Sandy Moore
Sandy Moore


Sandy Moore
Sandy V. A. Moore

Sandy (Victor Alexander) Moore completed his formative training in music at Mount Allison University in Sackville, New Brunswick, Canada, where he received a Bachelor of Arts (Music) in 1968. He then traveled extensively throughout Europe and Canada until 1974, teaching, writing, performing, and exploring folkloric and classical traditions. For the next ten years he continued to develop as a musician and composer seeking contracts with theatre, dance, and film companies while actively writing and producing his own music related events.

During 1984, in Winnipeg, Manitoba, he began to concentrate on more personal compositions.  His studies with Dr. Robert Turner at the University of Manitoba, provided further grounding in the theory of orchestration. From this 'Winter Period' there emerged stylistically mature new works for concert programming. Since then, master classes with Professor Dimiter Christoff from Bulgaria, and the late Professor Ton deLowe from Amsterdam/Paris, and studies in Prague with Czech composer, Sylvie Bodorova, in the early 1990’s, have greatly influenced his conceptual thinking of music.

His keen interest in the traditional and contemporary music from other cultures has lead him to seek opportunities to work with musicians and composers from Zimbabwe, The Czech Republic, Slovakia,  Ireland and Japan. The Winds of Lyra concert tour of Japan in 1991, compositions scored for Irish harp and Japanese traditional instruments, marked the first international concerts of his music.

Creative collaborations with national award winning poets, choreographers and performers, as well as internationally acclaimed musicians, have made him a versatile and inventive composer and his significant repertoire includes compositions for solo instrument and voice, small chamber ensembles and orchestra.

In 1989 he was invited to become one of the founding members of the UPSTREAM music ensemble to create original works which are often experimental and improvisational in nature. This new music ensemble, which embraces many styles of music, provided many challenging opportunities for innovative fusion in a practical concert setting where Moore performed on the Irish harp, piano, accordion and synthesizers.

From 2001 to 2003 he was a part time instructor with the Department of Music at Dalhousie University where he created a course on scoring for Film and other dramatic media. Since then he has been invited every year by the Drama and Cultural Affairs Department of the University of Toronto at Scarborough to present and instruct voice and music workshops with 3rd year acting student. The Mount Allison University Music Department offered him 2 composer residencies last year to work with performance and composition majors to workshop and develop two of his compositions. Presently, Moore teaches at the Centre For Arts And Technology instructing a creative scoring class for Television and Film. 
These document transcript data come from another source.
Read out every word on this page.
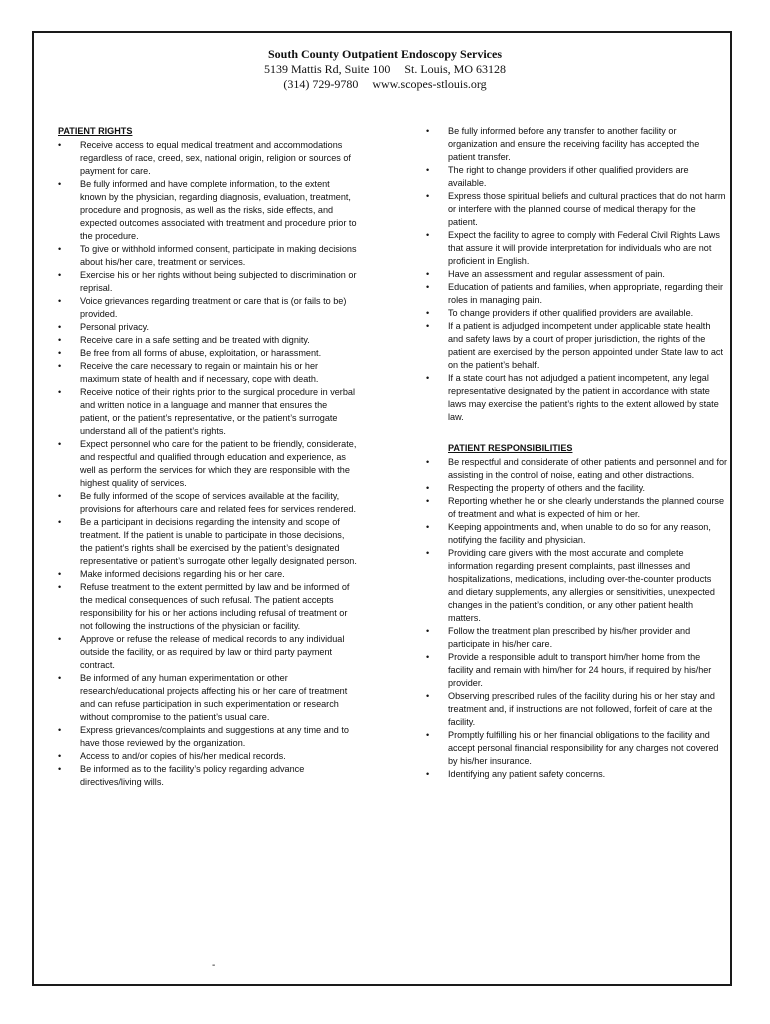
South County Outpatient Endoscopy Services
5139 Mattis Rd, Suite 100 St. Louis, MO 63128
(314) 729-9780 www.scopes-stlouis.org
PATIENT RIGHTS
• Receive access to equal medical treatment and accommodations regardless of race, creed, sex, national origin, religion or sources of payment for care.
• Be fully informed and have complete information, to the extent known by the physician, regarding diagnosis, evaluation, treatment, procedure and prognosis, as well as the risks, side effects, and expected outcomes associated with treatment and procedure prior to the procedure.
• To give or withhold informed consent, participate in making decisions about his/her care, treatment or services.
• Exercise his or her rights without being subjected to discrimination or reprisal.
• Voice grievances regarding treatment or care that is (or fails to be) provided.
• Personal privacy.
• Receive care in a safe setting and be treated with dignity.
• Be free from all forms of abuse, exploitation, or harassment.
• Receive the care necessary to regain or maintain his or her maximum state of health and if necessary, cope with death.
• Receive notice of their rights prior to the surgical procedure in verbal and written notice in a language and manner that ensures the patient, or the patient’s representative, or the patient’s surrogate understand all of the patient’s rights.
• Expect personnel who care for the patient to be friendly, considerate, and respectful and qualified through education and experience, as well as perform the services for which they are responsible with the highest quality of services.
• Be fully informed of the scope of services available at the facility, provisions for afterhours care and related fees for services rendered.
• Be a participant in decisions regarding the intensity and scope of treatment. If the patient is unable to participate in those decisions, the patient’s rights shall be exercised by the patient’s designated representative or patient’s surrogate other legally designated person.
• Make informed decisions regarding his or her care.
• Refuse treatment to the extent permitted by law and be informed of the medical consequences of such refusal. The patient accepts responsibility for his or her actions including refusal of treatment or not following the instructions of the physician or facility.
• Approve or refuse the release of medical records to any individual outside the facility, or as required by law or third party payment contract.
• Be informed of any human experimentation or other research/educational projects affecting his or her care of treatment and can refuse participation in such experimentation or research without compromise to the patient’s usual care.
• Express grievances/complaints and suggestions at any time and to have those reviewed by the organization.
• Access to and/or copies of his/her medical records.
• Be informed as to the facility’s policy regarding advance directives/living wills.
• Be fully informed before any transfer to another facility or organization and ensure the receiving facility has accepted the patient transfer.
• The right to change providers if other qualified providers are available.
• Express those spiritual beliefs and cultural practices that do not harm or interfere with the planned course of medical therapy for the patient.
• Expect the facility to agree to comply with Federal Civil Rights Laws that assure it will provide interpretation for individuals who are not proficient in English.
• Have an assessment and regular assessment of pain.
• Education of patients and families, when appropriate, regarding their roles in managing pain.
• To change providers if other qualified providers are available.
• If a patient is adjudged incompetent under applicable state health and safety laws by a court of proper jurisdiction, the rights of the patient are exercised by the person appointed under State law to act on the patient’s behalf.
• If a state court has not adjudged a patient incompetent, any legal representative designated by the patient in accordance with state laws may exercise the patient’s rights to the extent allowed by state law.
PATIENT RESPONSIBILITIES
• Be respectful and considerate of other patients and personnel and for assisting in the control of noise, eating and other distractions.
• Respecting the property of others and the facility.
• Reporting whether he or she clearly understands the planned course of treatment and what is expected of him or her.
• Keeping appointments and, when unable to do so for any reason, notifying the facility and physician.
• Providing care givers with the most accurate and complete information regarding present complaints, past illnesses and hospitalizations, medications, including over-the-counter products and dietary supplements, any allergies or sensitivities, unexpected changes in the patient’s condition, or any other patient health matters.
• Follow the treatment plan prescribed by his/her provider and participate in his/her care.
• Provide a responsible adult to transport him/her home from the facility and remain with him/her for 24 hours, if required by his/her provider.
• Observing prescribed rules of the facility during his or her stay and treatment and, if instructions are not followed, forfeit of care at the facility.
• Promptly fulfilling his or her financial obligations to the facility and accept personal financial responsibility for any charges not covered by his/her insurance.
• Identifying any patient safety concerns.
-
The Canadian Music Centre, in 2004,  introduced a ‘new music in new places’ program with a ‘site specific’ mandate. This offered member composers a new opportunity to take their music out of the conventional concert setting into more public spaces. This directive allowed Moore to create compositions that were highly structured yet spontaneous and innovative in nature and further developed his conceptual  thinking of music. It also allowed him to mentor and involve his students in many practical and creative ways.

Notable awards for his work in film include Best Original Score for DINNER FOR ONE - 2006, a fauxopera short by Anita McGee. In May of 2004 Sandy was nominated for a Genie Award for his score in Thom Fitzgerald’s feature film, THE WILD DOGS. Of his film scores for the TRUDEAU miniseries, the Globe & Mail responds: “Music is used with great skill to establish a time and propel the story. Often it’s eerily perfect and moving.” and MacLean’s, “Scene after scene is heightened by a superb soundtrack.” Sandy is a member of the  Canadian League of Composers, Atlantic Federation of Musicians and the Canadian Music Centre.

Moore often uses music as a metaphor and through every movement of every piece there resonates an authentic texture of heartfelt personal expression.